Why SSL Security is not enough?
Why is SSL Security not enough?
Traditional cloud service providers use SSL (Secure Socket Layer) to transfer data from sender to recipient. SSL, as a security technology, was mandated in 2006. Given that technology has grown leaps and bounds from then until now, many companies still advertise SSL as an added security layer, when in reality, they are simply following the law.
Understanding how SSL works while sending and receiving sensitive information
In this method of sharing sensitive information, the data is encrypted when it travels from client to server or vice versa which is called encryption-in-transit. Imagine this, data travelling through a tunnel and during this time no one has access to the information shared, not even the ISP (Internet Service Provider).

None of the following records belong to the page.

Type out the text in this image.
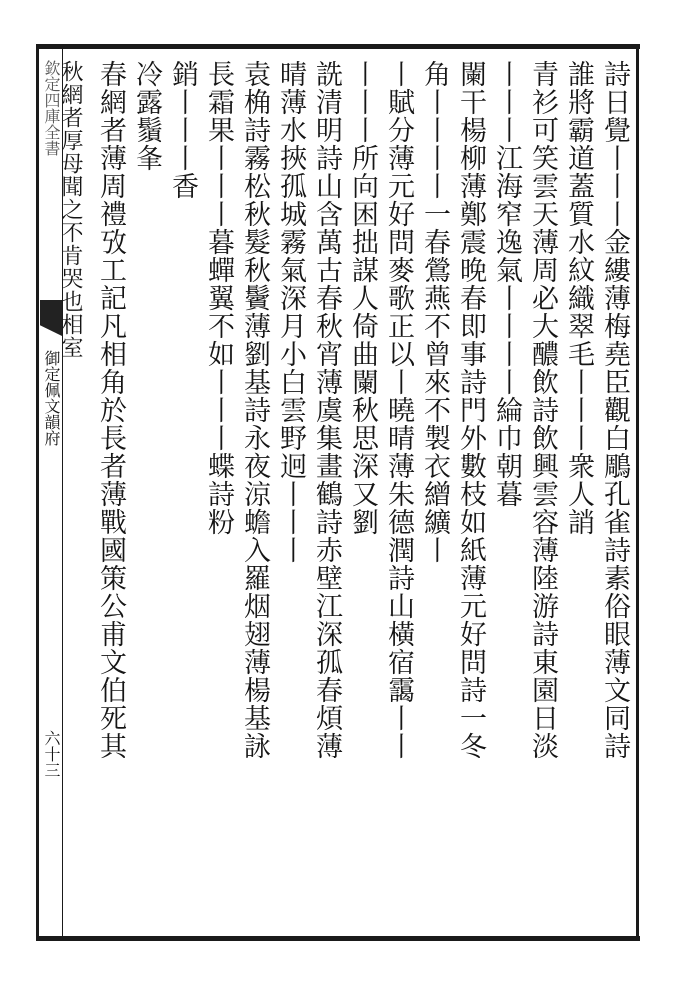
欽定四庫全書
御定佩文韻府
六十三	詩日覺丨丨丨金縷薄梅堯臣觀白鵰孔雀詩素俗眼薄文同詩
誰將霸道蓋質水紋織翠毛丨丨丨衆人誚
青衫可笑雲天薄周必大醲飲詩飲興雲容薄陸游詩東園日淡
丨丨丨江海窄逸氣丨丨丨丨綸巾朝暮
闌干楊柳薄鄭震晚春即事詩門外數枝如紙薄元好問詩一冬
角丨丨丨丨一春鶯燕不曾來不製衣繒纊丨
丨賦分薄元好問麥歌正以丨曉晴薄朱德潤詩山橫宿靄丨丨
丨丨丨所向困拙謀人倚曲闌秋思深又劉
詵清明詩山含萬古春秋宵薄虞集畫鶴詩赤壁江深孤春煩薄
晴薄水挾孤城霧氣深月小白雲野迥丨丨丨
袁桷詩霧松秋髮秋鬢薄劉基詩永夜涼蟾入羅烟翅薄楊基詠
長霜果丨丨丨暮蟬翼不如丨丨丨蝶詩粉
銷丨丨丨香
冷露鬚夆
春網者薄周禮攷工記凡相角於長者薄戰國策公甫文伯死其
秋網者厚母聞之不肯哭也相室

When the data reaches the cloud, SSL is terminated. So now the data in the cloud is all in clear text and anyone who is able to access the cloud has access to your information. This is where your sensitive information becomes accessible to hackers and ransomware.

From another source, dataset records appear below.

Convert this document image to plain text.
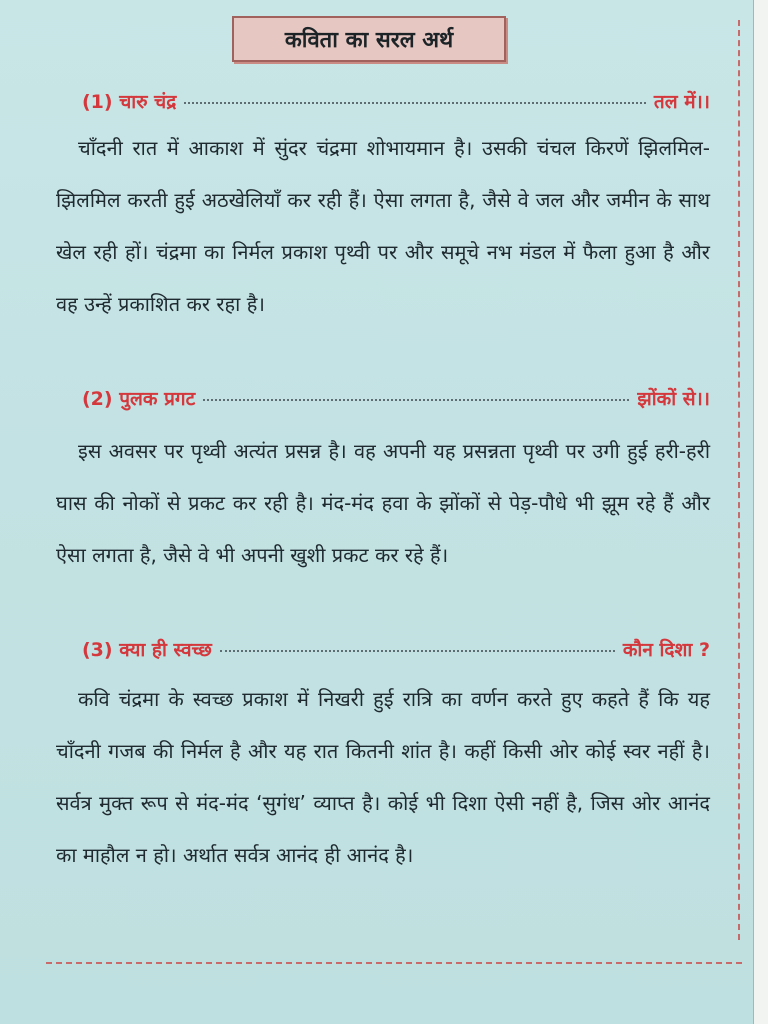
कविता का सरल अर्थ
(1) चारु चंद्र	तल में।।
चाँदनी रात में आकाश में सुंदर चंद्रमा शोभायमान है। उसकी चंचल किरणें झिलमिल-झिलमिल करती हुई अठखेलियाँ कर रही हैं। ऐसा लगता है, जैसे वे जल और जमीन के साथ खेल रही हों। चंद्रमा का निर्मल प्रकाश पृथ्वी पर और समूचे नभ मंडल में फैला हुआ है और वह उन्हें प्रकाशित कर रहा है।
(2) पुलक प्रगट	झोंकों से।।
इस अवसर पर पृथ्वी अत्यंत प्रसन्न है। वह अपनी यह प्रसन्नता पृथ्वी पर उगी हुई हरी-हरी घास की नोकों से प्रकट कर रही है। मंद-मंद हवा के झोंकों से पेड़-पौधे भी झूम रहे हैं और ऐसा लगता है, जैसे वे भी अपनी खुशी प्रकट कर रहे हैं।
(3) क्या ही स्वच्छ	कौन दिशा ?
कवि चंद्रमा के स्वच्छ प्रकाश में निखरी हुई रात्रि का वर्णन करते हुए कहते हैं कि यह चाँदनी गजब की निर्मल है और यह रात कितनी शांत है। कहीं किसी ओर कोई स्वर नहीं है। सर्वत्र मुक्त रूप से मंद-मंद ‘सुगंध’ व्याप्त है। कोई भी दिशा ऐसी नहीं है, जिस ओर आनंद का माहौल न हो। अर्थात सर्वत्र आनंद ही आनंद है।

When the data leaves the cloud to travel to the intended recipient, the information is again encrypted with SSL technology, so no one is able to access this data. It is all encrypted until it reaches the receiver’s device and SSL is terminated.
In case of SSL, the data is decrypted right away on the recipient’s device which makes those links public and susceptible to data breaches.
How is DropSecure different?
DropSecure is a secure file share platform that has shifted the landscape in sharing, storing and managing your data. A combination of two (Symmetric and Asymmetric) encryptions is used with Zero Knowledge Encryption technology to ensure the utmost privacy of sensitive information.
In addition to SSL encryption, all data is first encrypted on the sender’s device. So, when the DropSecure servers get the data (and SSL is terminated), the data is still in its encrypted form. This data is only decrypted on the recipient’s device after authentication which means, no one in between, not even DropSecure, can access your information.